Part of Advances in Neural Information Processing Systems 27 (NIPS 2014)
Sang Oh, Onkar Dalal, Kshitij Khare, Bala Rajaratnam
Sparse high dimensional graphical model selection is a popular topic in contemporary machine learning. To this end, various useful approaches have been proposed in the context of $\ell_1$ penalized estimation in the Gaussian framework. Though many of these approaches are demonstrably scalable and have leveraged recent advances in convex optimization, they still depend on the Gaussian functional form. To address this gap, a convex pseudo-likelihood based partial correlation graph estimation method (CONCORD) has been recently proposed. This method uses cyclic coordinate-wise minimization of a regression based pseudo-likelihood, and has been shown to have robust model selection properties in comparison with the Gaussian approach.
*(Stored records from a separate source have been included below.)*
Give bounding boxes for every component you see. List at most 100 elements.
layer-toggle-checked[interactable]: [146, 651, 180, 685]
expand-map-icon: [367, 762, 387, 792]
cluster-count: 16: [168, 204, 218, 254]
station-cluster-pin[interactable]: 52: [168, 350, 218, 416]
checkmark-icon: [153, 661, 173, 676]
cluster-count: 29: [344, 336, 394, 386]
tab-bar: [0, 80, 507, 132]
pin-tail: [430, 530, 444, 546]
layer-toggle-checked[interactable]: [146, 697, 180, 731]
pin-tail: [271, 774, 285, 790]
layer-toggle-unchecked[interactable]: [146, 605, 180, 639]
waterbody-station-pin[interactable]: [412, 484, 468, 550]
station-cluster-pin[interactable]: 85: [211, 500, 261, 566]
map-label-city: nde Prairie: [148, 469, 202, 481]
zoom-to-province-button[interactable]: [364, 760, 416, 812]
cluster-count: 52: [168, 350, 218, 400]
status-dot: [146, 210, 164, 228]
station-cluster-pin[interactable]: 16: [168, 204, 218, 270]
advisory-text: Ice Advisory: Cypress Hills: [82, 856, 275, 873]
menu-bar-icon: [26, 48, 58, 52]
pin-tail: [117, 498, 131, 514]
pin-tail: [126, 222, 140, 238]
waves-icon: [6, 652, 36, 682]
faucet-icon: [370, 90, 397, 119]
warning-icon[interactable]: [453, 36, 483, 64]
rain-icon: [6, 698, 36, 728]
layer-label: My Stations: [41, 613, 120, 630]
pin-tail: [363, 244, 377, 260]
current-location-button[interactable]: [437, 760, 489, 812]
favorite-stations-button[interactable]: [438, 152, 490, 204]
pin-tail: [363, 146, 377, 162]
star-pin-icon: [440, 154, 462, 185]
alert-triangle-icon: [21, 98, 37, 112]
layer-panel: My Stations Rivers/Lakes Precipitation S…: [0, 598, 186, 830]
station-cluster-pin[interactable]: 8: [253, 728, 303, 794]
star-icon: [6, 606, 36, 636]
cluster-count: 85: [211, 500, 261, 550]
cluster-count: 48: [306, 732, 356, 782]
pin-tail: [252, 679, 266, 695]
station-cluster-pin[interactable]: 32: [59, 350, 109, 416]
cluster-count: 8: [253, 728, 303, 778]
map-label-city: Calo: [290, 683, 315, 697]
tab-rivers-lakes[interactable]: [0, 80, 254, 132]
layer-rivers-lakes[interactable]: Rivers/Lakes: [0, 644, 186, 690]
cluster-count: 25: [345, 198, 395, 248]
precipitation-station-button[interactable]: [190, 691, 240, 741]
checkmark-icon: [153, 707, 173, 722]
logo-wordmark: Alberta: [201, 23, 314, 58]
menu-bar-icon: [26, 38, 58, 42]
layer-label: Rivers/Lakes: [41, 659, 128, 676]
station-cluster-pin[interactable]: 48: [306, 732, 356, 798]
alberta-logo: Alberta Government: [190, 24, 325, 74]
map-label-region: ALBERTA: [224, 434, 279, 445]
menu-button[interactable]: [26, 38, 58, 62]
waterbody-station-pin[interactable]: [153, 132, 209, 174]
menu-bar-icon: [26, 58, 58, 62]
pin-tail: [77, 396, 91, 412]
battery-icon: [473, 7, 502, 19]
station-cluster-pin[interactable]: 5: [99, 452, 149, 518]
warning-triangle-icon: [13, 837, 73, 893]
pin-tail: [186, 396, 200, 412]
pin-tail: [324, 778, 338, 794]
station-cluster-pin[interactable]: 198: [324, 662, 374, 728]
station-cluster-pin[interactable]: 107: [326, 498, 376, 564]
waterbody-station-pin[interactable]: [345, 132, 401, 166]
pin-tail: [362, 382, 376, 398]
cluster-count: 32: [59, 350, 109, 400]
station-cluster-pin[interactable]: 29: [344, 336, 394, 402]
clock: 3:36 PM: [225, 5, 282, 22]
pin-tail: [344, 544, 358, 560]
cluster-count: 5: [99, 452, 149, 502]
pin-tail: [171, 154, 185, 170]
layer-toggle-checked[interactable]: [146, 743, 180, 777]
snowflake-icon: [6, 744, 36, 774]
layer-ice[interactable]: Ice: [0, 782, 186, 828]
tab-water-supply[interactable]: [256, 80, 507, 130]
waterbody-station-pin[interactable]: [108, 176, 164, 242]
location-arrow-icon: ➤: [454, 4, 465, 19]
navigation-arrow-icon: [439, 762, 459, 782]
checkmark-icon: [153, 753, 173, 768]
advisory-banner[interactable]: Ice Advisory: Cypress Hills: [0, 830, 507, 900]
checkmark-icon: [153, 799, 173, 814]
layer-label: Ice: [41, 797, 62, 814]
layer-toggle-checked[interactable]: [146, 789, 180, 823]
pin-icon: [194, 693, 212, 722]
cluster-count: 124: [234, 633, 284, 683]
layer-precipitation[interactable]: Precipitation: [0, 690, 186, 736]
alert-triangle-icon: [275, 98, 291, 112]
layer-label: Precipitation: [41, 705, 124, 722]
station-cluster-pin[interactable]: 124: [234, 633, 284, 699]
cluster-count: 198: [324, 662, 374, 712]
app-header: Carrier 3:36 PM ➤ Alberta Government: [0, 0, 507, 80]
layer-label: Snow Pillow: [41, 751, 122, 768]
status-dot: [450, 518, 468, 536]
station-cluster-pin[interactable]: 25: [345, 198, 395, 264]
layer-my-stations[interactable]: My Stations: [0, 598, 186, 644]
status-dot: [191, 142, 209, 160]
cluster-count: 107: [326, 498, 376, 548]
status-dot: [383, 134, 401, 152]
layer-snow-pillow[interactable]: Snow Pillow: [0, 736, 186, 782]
In direct contrast to the parallel work in the Gaussian setting however, this new convex pseudo-likelihood framework has not leveraged the extensive array of methods that have been proposed in the machine learning literature for convex optimization. In this paper, we address this crucial gap by proposing two proximal gradient methods (CONCORD-ISTA and CONCORD-FISTA) for performing $\ell_1$-regularized inverse covariance matrix estimation in the pseudo-likelihood framework. We present timing comparisons with coordinate-wise minimization and demonstrate that our approach yields tremendous pay offs for $\ell_1$-penalized partial correlation graph estimation outside the Gaussian setting, thus yielding the fastest and most scalable approach for such problems. We undertake a theoretical analysis of our approach and rigorously demonstrate convergence, and also derive rates thereof.